Letter from T. L. Livermore

License Plates – April 2000 – Colorado Central Magazine

How will we know how many fingers to use when we wave at other Colorado drivers?

Ed:

The first thing I think every time I see one of Colorado’s new license plates is, “God, those plates are ugly!” I thought we tried this experiment once before, only to promptly return to green mountains and white letters.

And while I’m as dismayed as you by the trauma of no longer knowing who my neighbors are by the cut of their jib (or the lettering of their license plate), I have actually been in training for this moment for a few years, ever since I purchased a maroon Tracker like everyone else in town, and opted for vanity plates so I could find mine in the college parking lot after a basketball game.

This actually has worked very well over the years (as long as I remember it’s the Tracker I’m driving and don’t spend all my time searching for my truck), but . . .

But when I head for the Front Range or parts away from home, I occasionally pass a car with Gunnison County plates. “Ah, a kindred spirit,” I think, and then sadly realize that I’m the only one of the two of us that knows that, because my vanity plates don’t tell anyone where I’m from. It’s even more mortifying when I’m actually in Denver: Do you suppose these people think I live here?

Now we’re all going to be in this same boat (or driving down this same stretch of highway). None of us will know which drivers to wave at and which to flip off, because we’re all one big happy state instead of 63 little sects.

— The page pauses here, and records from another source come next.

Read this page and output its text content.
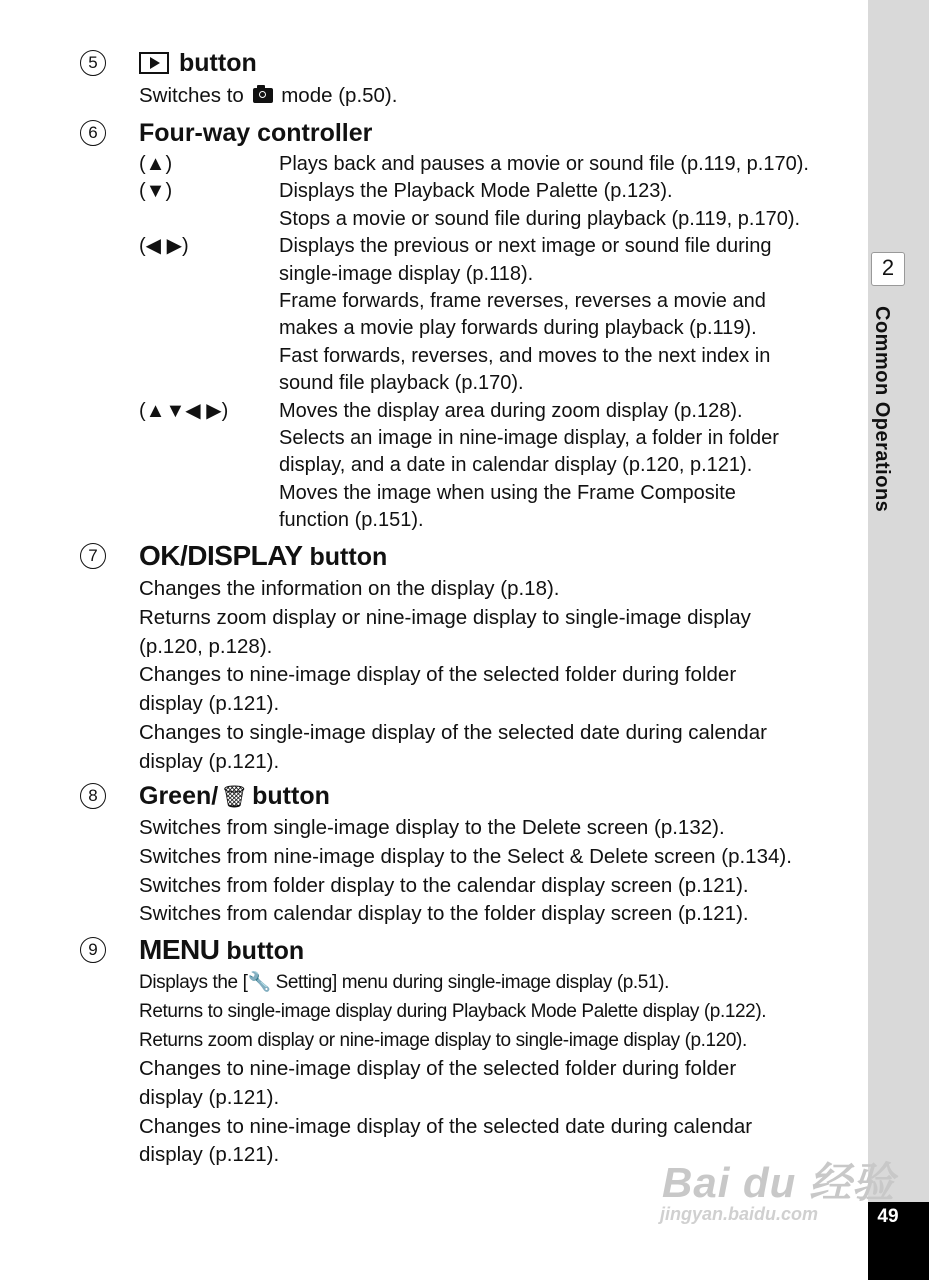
2
Common Operations
49
5	button
Switches to mode (p.50).
6	Four-way controller
(▲)	Plays back and pauses a movie or sound file (p.119, p.170).
(▼)	Displays the Playback Mode Palette (p.123).
Stops a movie or sound file during playback (p.119, p.170).
(◀ ▶)	Displays the previous or next image or sound file during
single-image display (p.118).
Frame forwards, frame reverses, reverses a movie and
makes a movie play forwards during playback (p.119).
Fast forwards, reverses, and moves to the next index in
sound file playback (p.170).
(▲▼◀ ▶)	Moves the display area during zoom display (p.128).
Selects an image in nine-image display, a folder in folder
display, and a date in calendar display (p.120, p.121).
Moves the image when using the Frame Composite
function (p.151).
7 OK/DISPLAY button
Changes the information on the display (p.18).
Returns zoom display or nine-image display to single-image display
(p.120, p.128).
Changes to nine-image display of the selected folder during folder
display (p.121).
Changes to single-image display of the selected date during calendar
display (p.121).
8	Green/🗑 button
Switches from single-image display to the Delete screen (p.132).
Switches from nine-image display to the Select & Delete screen (p.134).
Switches from folder display to the calendar display screen (p.121).
Switches from calendar display to the folder display screen (p.121).
9 MENU button
Displays the [🔧 Setting] menu during single-image display (p.51).
Returns to single-image display during Playback Mode Palette display (p.122).
Returns zoom display or nine-image display to single-image display (p.120).
Changes to nine-image display of the selected folder during folder
display (p.121).
Changes to nine-image display of the selected date during calendar
display (p.121).
Bai du 经验
jingyan.baidu.com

The part that really saddens me about this whole thing is that come September, I’ll probably have to turn in the truck plates I’ve had since 1984, because my “dash YD” comes after the number, not before it. I’ve had these plates since 1984, but it wasn’t until 1997 that I realized the significance of my number; it’s the same as the serial number of the USS Enterprise from Star Trek: 1701. How can the state possibly ask me to give this up?

So maybe I am one of these weird Coloradans who obsesses way too much over license plates. I must say, I think the ugly new ones are much more readable (albeit still extremely ugly) than the seven-unit plates on the road today, and nicer than the unreadable truck plates they started fobbing off on people a few years ago, but I’m still throwing in with the curmudgeon camp, convinced that it was better the way it was.

Thanks for the entertaining article and sidebars.

T.L. Livermore

T DBL L

1701-YD (which means you can tell I’m from Gunnison County) Soon to be faceless in the crowd.